The share is even more striking when we consider only “green” energy. Nuclear power produces 82 percent of the state’s CO2-free electricity. The other 18 percent comes from wind, solar and incidental renewables, which can’t make up the energy that will be lost when Palisades shuts down. Considering the difference between diffuse and “energy-dense” sources, the researcher Robert Bryce calculated in 2014 that an area of land equal to 75 percent of Rhode Island — about 800 square miles — would be needed for wind turbines to replace a single nuclear plant.
Michigan is a good-sized state, but it’s approaching capacity for turbine deployment. Large areas of the state are dotted with imposing, frequently motionless turbines. The windmills themselves are facing pushback from bird watchers who are appalled at the slaughter of our feathered friends by turbines, and from people who resent having their neighborhoods look like the cover of a science fiction book from the 1970s.
Nor, to put it mildly, does the state enjoy consistently nice weather. Michigan’s wind network only produces energy 36 percent of the time, and its solar apparatus is working a mere 17 percent of the time. During last year’s energy crisis in Texas, an energy systems engineer at Princeton University conceded that wind and solar are “reliably unreliable” — and Texas is both sunnier and windier than Michigan. Losing the Palisades Nuclear Plant will take away more emissions-free energy than Michigan can replace without another nuclear plant.
New nuclear capacity is unlikely, however, because a tangle of energy subsidies has distorted a market where lowest-price energy bids set the market price, regardless of whether that energy can be delivered. Most or all types of energy receive some form of taxpayer subsidy, but only a small percentage of that taxpayer support goes to nuclear power. If all subsidies disappeared, the nuclear industry would survive. Wind and solar would not.
But because of their guaranteed stream of subsidies, wind and solar producers can lowball bids, even though they know they likely cannot deliver the necessary amount of energy. Nuclear plants, meanwhile, leave the market because owners can’t afford to continue producing at slim or negative margins.
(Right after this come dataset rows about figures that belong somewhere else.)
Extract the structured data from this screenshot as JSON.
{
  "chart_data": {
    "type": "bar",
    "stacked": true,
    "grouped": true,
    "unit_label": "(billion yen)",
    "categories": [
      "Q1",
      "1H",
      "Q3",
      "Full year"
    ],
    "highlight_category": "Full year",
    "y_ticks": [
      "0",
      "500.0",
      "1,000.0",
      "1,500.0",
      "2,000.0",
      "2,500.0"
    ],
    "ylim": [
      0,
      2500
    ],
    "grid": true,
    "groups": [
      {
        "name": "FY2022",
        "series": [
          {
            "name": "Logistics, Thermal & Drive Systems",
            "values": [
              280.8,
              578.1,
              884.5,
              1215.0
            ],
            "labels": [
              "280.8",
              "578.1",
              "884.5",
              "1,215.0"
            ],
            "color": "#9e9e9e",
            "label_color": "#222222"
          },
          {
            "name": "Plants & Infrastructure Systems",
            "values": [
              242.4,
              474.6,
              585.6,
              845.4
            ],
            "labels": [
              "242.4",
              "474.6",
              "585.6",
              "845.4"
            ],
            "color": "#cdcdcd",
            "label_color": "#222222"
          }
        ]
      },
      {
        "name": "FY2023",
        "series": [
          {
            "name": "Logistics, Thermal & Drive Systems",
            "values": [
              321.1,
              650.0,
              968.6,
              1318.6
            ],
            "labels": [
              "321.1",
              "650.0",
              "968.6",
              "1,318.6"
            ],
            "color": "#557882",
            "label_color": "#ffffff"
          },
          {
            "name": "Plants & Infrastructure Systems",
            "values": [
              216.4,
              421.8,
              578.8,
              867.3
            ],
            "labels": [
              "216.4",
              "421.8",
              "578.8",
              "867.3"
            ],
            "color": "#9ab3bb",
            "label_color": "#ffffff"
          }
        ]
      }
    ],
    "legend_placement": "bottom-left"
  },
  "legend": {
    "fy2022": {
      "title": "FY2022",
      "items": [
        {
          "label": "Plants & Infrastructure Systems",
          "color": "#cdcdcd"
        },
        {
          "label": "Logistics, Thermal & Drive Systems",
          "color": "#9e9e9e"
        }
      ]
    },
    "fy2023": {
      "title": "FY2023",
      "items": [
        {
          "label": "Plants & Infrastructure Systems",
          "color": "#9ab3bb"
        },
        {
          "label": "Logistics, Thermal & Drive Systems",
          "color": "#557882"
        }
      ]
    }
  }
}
Uninterrupted, this trend can only end with your lights going out.
What would Whitmer and other leaders do if they were truly concerned about climate change? First, end energy subsidies of all kinds and leave the field to players that can meet CO2-reduction demands while providing reliable energy. States and the federal government could look for ways to streamline the immense regulatory costs of bringing on nuclear production. Modern nuclear technology is considerably safer, cheaper and less wasteful than its ancestors.
Most importantly, Whitmer and other governors must stop their rigid and superstitious opposition to nuclear energy. Many states have made carbon dioxide-reduction plans with no hope of success. But if they want to meet even a portion of those goals, they must put nuclear power back on the table.
Tim Cavanaugh is senior editor at the Mackinac Center for Public Policy in Midland, Mich.